We show how Prior-data Fitted Networks (PFNs) can be adapted to efficiently predict Entropy Search (ES), an information-theoretic acquisition function. PFNs were previously shown to be able to accurately approximate Gaussian Process (GP) predictions. To approximate ES we extend them to condition on information about the optimum of the underlying function. Conditioning on this information is not straightforward and previous methods relied on complex, handcrafted, and/or computationally heavy approximations. PFNs, however, offer learned approximations that require just a single forward pass. Additionally, we train $\alpha$-PFN, a new type of PFN model, on the information gains predicted by the first, letting us directly predict the value of the acquisition function in a single forward pass, effectively avoiding the traditional sampling-based approximations.

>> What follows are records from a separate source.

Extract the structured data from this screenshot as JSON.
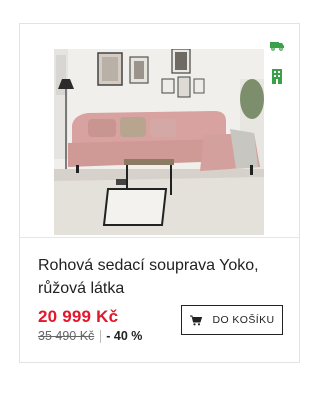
{
  "product": {
    "title": "Rohová sedací souprava Yoko, růžová látka",
    "price": "20 999 Kč",
    "old_price": "35 490 Kč",
    "discount": "- 40 %",
    "cart_label": "DO KOŠÍKU"
  },
  "icons": {
    "delivery": "delivery-truck-icon",
    "store": "store-availability-icon",
    "cart": "shopping-cart-icon"
  },
  "colors": {
    "price_red": "#e3172b",
    "badge_green": "#3aa14a",
    "sofa_pink": "#d9a3a3"
  }
}
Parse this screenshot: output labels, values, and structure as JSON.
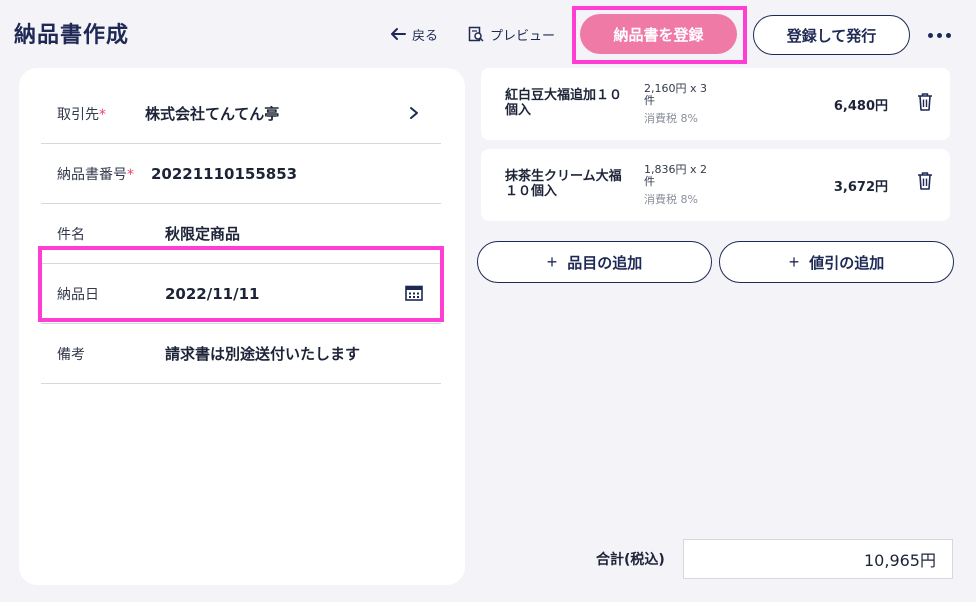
{
  "header": {
    "title": "納品書作成",
    "back_label": "戻る",
    "preview_label": "プレビュー",
    "register_label": "納品書を登録",
    "register_issue_label": "登録して発行"
  },
  "form": {
    "fields": [
      {
        "label": "取引先",
        "required": "*",
        "value": "株式会社てんてん亭"
      },
      {
        "label": "納品書番号",
        "required": "*",
        "value": "20221110155853"
      },
      {
        "label": "件名",
        "required": "",
        "value": "秋限定商品"
      },
      {
        "label": "納品日",
        "required": "",
        "value": "2022/11/11"
      },
      {
        "label": "備考",
        "required": "",
        "value": "請求書は別途送付いたします"
      }
    ]
  },
  "items": [
    {
      "name_1": "紅白豆大福追加１０",
      "name_2": "個入",
      "qty_1": "2,160円 x 3",
      "qty_2": "件",
      "tax": "消費税 8%",
      "amount": "6,480円"
    },
    {
      "name_1": "抹茶生クリーム大福",
      "name_2": "１０個入",
      "qty_1": "1,836円 x 2",
      "qty_2": "件",
      "tax": "消費税 8%",
      "amount": "3,672円"
    }
  ],
  "actions": {
    "add_item_label": "品目の追加",
    "add_discount_label": "値引の追加"
  },
  "total": {
    "label": "合計(税込)",
    "value": "10,965円"
  },
  "colors": {
    "accent_pink": "#ef7aa6",
    "highlight": "#ff3fd3",
    "navy": "#1e2a55",
    "required": "#e8456a"
  }
}
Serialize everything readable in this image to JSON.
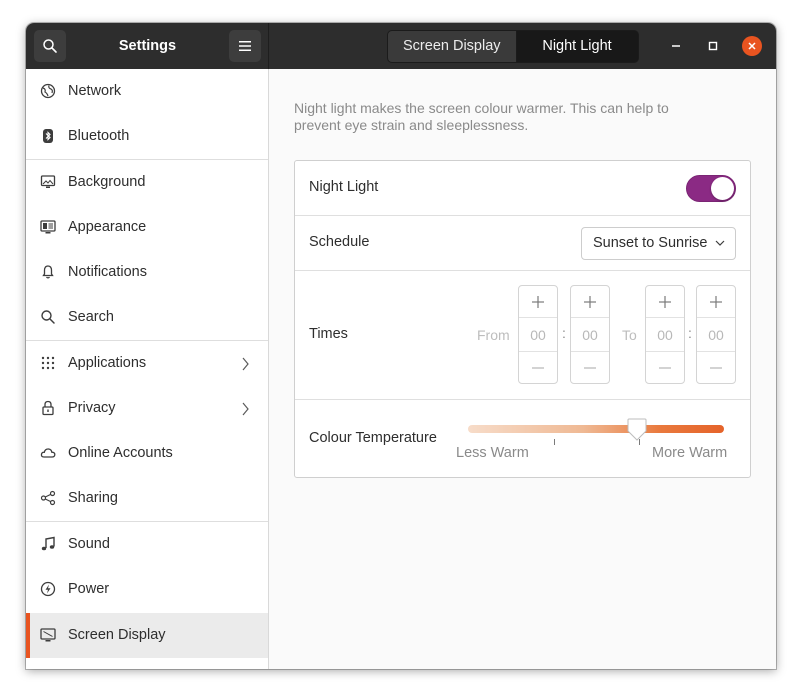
{
  "window": {
    "app_title": "Settings",
    "tabs": [
      {
        "label": "Screen Display",
        "active": false
      },
      {
        "label": "Night Light",
        "active": true
      }
    ]
  },
  "sidebar": {
    "items": [
      {
        "label": "Network",
        "icon": "globe-icon",
        "selected": false,
        "has_submenu": false
      },
      {
        "label": "Bluetooth",
        "icon": "bluetooth-icon",
        "selected": false,
        "has_submenu": false
      },
      {
        "label": "Background",
        "icon": "monitor-icon",
        "selected": false,
        "has_submenu": false
      },
      {
        "label": "Appearance",
        "icon": "appearance-icon",
        "selected": false,
        "has_submenu": false
      },
      {
        "label": "Notifications",
        "icon": "bell-icon",
        "selected": false,
        "has_submenu": false
      },
      {
        "label": "Search",
        "icon": "search-icon",
        "selected": false,
        "has_submenu": false
      },
      {
        "label": "Applications",
        "icon": "grid-icon",
        "selected": false,
        "has_submenu": true
      },
      {
        "label": "Privacy",
        "icon": "lock-icon",
        "selected": false,
        "has_submenu": true
      },
      {
        "label": "Online Accounts",
        "icon": "cloud-icon",
        "selected": false,
        "has_submenu": false
      },
      {
        "label": "Sharing",
        "icon": "share-icon",
        "selected": false,
        "has_submenu": false
      },
      {
        "label": "Sound",
        "icon": "music-note-icon",
        "selected": false,
        "has_submenu": false
      },
      {
        "label": "Power",
        "icon": "power-icon",
        "selected": false,
        "has_submenu": false
      },
      {
        "label": "Screen Display",
        "icon": "screen-display-icon",
        "selected": true,
        "has_submenu": false
      }
    ]
  },
  "main": {
    "description": "Night light makes the screen colour warmer. This can help to prevent eye strain and sleeplessness.",
    "night_light": {
      "label": "Night Light",
      "enabled": true
    },
    "schedule": {
      "label": "Schedule",
      "value": "Sunset to Sunrise"
    },
    "times": {
      "label": "Times",
      "from_label": "From",
      "to_label": "To",
      "separator": ":",
      "from_hours": "00",
      "from_minutes": "00",
      "to_hours": "00",
      "to_minutes": "00"
    },
    "colour_temperature": {
      "label": "Colour Temperature",
      "less_label": "Less Warm",
      "more_label": "More Warm",
      "value_fraction": 0.66
    }
  },
  "colors": {
    "accent": "#e95420",
    "switch_on": "#8b2a84",
    "headerbar": "#2d2d2d"
  }
}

This approach makes using Entropy Search and its variations straightforward and efficient in practice. We validate our approach empirically on synthetic GP samples of up to six dimensions, where the $\alpha$-PFN matches or improves upon the regrets obtained by current approximations to predictive and joint Entropy Search, at a reduced computational cost. While this provides an initial proof of concept, the real potential of our method lies in its ability to efficiently perform Entropy Search for arbitrary function priors, unlike the current GP-specific approximations.